We can see this more dramatically by creating a dataframe with many different distribution means:
a <-data.frame(n=rnorm(1000, mean = 1), category=rep('A', 1000))
b <-data.frame(n=rnorm(1000, mean = 2), category=rep('B', 1000))
c <-data.frame(n=rnorm(1000, mean = 3), category=rep('C', 1000))
d <-data.frame(n=rnorm(1000, mean = 4), category=rep('D', 1000))
e <-data.frame(n=rnorm(1000, mean = 5), category=rep('E', 1000))
f <-data.frame(n=rnorm(1000, mean = 6), category=rep('F', 1000))
many_distros <- do.call('rbind', list(a,b,c,d,e,f))
Passing data frame in as before (and widening chart using options):
options(repr.plot.width = 20, repr.plot.height = 8)
plot_multi_histogram(many_distros, 'n', 'category')
To add a separate vertical line for each distribution:
plot_multi_histogram <- function(df, feature, label_column, means) {
plt <- ggplot(df, aes(x=eval(parse(text=feature)), fill=eval(parse(text=label_column)))) +
geom_histogram(alpha=0.7, position="identity", aes(y = ..density..), color="black") +
geom_density(alpha=0.7) +
geom_vline(xintercept=means, color="black", linetype="dashed", size=1)

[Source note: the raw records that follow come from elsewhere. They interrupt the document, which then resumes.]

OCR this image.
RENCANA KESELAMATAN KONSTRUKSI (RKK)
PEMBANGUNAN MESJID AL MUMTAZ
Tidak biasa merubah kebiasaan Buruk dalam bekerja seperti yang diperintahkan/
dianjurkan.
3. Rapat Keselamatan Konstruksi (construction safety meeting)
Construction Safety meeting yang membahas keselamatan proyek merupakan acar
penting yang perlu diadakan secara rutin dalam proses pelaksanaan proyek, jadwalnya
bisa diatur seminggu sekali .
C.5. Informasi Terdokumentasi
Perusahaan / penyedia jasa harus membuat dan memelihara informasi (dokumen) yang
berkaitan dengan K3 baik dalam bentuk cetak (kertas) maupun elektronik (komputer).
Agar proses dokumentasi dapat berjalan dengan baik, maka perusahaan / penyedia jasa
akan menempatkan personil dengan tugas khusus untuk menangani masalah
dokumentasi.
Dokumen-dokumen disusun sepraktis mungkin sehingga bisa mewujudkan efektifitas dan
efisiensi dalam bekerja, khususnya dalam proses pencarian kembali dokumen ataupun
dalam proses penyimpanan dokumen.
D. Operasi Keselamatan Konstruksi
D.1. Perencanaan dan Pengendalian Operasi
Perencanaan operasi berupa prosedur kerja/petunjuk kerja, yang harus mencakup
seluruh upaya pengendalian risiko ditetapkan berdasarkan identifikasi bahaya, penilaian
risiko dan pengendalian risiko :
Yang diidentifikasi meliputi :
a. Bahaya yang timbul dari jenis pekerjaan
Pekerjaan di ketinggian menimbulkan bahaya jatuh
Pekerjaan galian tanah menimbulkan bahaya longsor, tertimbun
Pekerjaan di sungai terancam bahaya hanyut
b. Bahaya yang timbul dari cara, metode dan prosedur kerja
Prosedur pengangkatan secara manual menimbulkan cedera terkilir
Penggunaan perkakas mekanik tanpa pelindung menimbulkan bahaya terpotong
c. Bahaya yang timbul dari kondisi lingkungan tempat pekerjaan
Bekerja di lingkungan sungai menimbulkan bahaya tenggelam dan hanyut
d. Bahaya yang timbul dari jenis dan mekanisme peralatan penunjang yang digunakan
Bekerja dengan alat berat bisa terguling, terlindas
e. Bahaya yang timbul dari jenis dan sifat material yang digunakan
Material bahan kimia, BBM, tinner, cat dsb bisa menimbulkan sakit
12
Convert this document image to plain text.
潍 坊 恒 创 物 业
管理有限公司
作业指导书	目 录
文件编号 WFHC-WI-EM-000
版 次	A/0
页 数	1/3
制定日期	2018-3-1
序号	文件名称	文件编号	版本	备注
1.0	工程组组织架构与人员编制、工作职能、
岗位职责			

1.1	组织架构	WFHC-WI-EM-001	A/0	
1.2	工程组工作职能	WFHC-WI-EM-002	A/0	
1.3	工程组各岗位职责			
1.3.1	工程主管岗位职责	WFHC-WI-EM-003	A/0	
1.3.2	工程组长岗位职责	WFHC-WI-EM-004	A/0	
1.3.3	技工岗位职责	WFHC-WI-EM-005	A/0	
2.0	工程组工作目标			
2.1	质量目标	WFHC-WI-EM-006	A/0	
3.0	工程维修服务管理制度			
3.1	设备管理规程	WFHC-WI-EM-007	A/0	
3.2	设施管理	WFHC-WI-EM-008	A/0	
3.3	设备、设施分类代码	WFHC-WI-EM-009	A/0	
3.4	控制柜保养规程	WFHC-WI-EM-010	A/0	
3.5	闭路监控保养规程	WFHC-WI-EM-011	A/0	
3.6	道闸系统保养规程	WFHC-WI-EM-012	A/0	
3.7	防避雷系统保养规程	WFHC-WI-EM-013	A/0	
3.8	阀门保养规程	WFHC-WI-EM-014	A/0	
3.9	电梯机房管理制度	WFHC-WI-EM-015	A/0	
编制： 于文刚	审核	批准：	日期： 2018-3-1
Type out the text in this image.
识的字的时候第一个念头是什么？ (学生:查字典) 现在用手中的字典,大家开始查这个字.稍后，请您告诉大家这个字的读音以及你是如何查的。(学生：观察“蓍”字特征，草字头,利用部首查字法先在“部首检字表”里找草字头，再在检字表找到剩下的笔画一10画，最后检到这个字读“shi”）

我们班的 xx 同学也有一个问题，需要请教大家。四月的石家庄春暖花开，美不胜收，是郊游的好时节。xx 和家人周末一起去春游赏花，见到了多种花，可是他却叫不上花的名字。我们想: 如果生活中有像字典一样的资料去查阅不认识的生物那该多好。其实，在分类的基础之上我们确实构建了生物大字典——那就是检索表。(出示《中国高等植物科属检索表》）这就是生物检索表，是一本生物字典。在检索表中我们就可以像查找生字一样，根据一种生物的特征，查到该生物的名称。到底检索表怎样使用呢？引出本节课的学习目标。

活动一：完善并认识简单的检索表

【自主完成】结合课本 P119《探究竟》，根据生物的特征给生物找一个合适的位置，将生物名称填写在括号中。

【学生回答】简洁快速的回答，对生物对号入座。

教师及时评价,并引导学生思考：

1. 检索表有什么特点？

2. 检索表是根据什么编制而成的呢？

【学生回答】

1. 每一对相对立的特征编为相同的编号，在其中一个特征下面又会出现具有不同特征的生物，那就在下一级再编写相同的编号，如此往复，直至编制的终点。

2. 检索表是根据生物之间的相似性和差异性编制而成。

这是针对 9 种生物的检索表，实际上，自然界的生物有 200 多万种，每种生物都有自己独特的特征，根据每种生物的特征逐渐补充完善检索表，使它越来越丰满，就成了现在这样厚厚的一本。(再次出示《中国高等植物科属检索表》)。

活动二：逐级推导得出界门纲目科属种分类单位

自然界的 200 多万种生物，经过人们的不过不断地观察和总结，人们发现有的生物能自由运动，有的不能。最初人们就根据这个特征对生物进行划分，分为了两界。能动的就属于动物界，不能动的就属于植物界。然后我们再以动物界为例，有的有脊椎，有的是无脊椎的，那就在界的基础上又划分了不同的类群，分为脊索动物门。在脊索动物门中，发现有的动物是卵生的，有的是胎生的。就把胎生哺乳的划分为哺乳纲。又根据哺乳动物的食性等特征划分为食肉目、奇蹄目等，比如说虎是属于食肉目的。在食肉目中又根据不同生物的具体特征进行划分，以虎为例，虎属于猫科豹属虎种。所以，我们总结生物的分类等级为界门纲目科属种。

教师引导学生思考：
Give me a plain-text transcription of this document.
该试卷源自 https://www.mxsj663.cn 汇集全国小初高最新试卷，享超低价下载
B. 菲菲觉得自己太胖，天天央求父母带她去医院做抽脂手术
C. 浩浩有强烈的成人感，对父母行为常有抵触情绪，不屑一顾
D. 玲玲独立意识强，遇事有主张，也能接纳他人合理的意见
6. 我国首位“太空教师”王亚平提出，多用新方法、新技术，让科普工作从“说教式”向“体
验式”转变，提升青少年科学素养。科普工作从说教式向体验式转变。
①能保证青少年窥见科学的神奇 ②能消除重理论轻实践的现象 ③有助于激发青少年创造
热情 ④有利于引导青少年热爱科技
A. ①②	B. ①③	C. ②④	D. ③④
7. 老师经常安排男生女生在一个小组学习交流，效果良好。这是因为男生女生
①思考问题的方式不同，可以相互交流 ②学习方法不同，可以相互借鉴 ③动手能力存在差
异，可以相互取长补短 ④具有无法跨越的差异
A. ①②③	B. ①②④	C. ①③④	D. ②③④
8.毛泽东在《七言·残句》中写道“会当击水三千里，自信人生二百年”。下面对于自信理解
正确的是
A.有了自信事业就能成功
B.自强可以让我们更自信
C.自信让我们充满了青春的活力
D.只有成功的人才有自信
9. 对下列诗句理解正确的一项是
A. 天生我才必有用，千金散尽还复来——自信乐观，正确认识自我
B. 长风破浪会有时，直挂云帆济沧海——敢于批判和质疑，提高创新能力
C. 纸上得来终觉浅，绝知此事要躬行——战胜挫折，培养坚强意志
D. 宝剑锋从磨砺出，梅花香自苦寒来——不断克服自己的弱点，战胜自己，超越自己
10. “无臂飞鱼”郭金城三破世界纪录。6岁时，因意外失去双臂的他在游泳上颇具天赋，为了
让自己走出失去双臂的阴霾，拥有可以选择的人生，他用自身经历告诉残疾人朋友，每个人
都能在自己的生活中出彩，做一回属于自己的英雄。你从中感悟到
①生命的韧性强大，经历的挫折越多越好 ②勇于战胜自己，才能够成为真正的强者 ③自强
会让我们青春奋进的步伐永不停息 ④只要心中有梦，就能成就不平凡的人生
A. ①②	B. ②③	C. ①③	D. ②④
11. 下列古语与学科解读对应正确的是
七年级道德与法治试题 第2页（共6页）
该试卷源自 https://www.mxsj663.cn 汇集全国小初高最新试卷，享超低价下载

labs(x=feature, y = "Density")
plt + guides(fill=guide_legend(title=label_column))
}
The only change over the previous plot_multi_histogram function is the addition of means to the parameters, and changing the geom_vline line to accept multiple values.
Usage:
options(repr.plot.width = 20, repr.plot.height = 8)
plot_multi_histogram(many_distros, "n", 'category', c(1, 2, 3, 4, 5, 6))
Result:
Since I set the means explicitly in many_distros I can simply pass them in. Alternatively you can simply calculate these inside the function and use that way.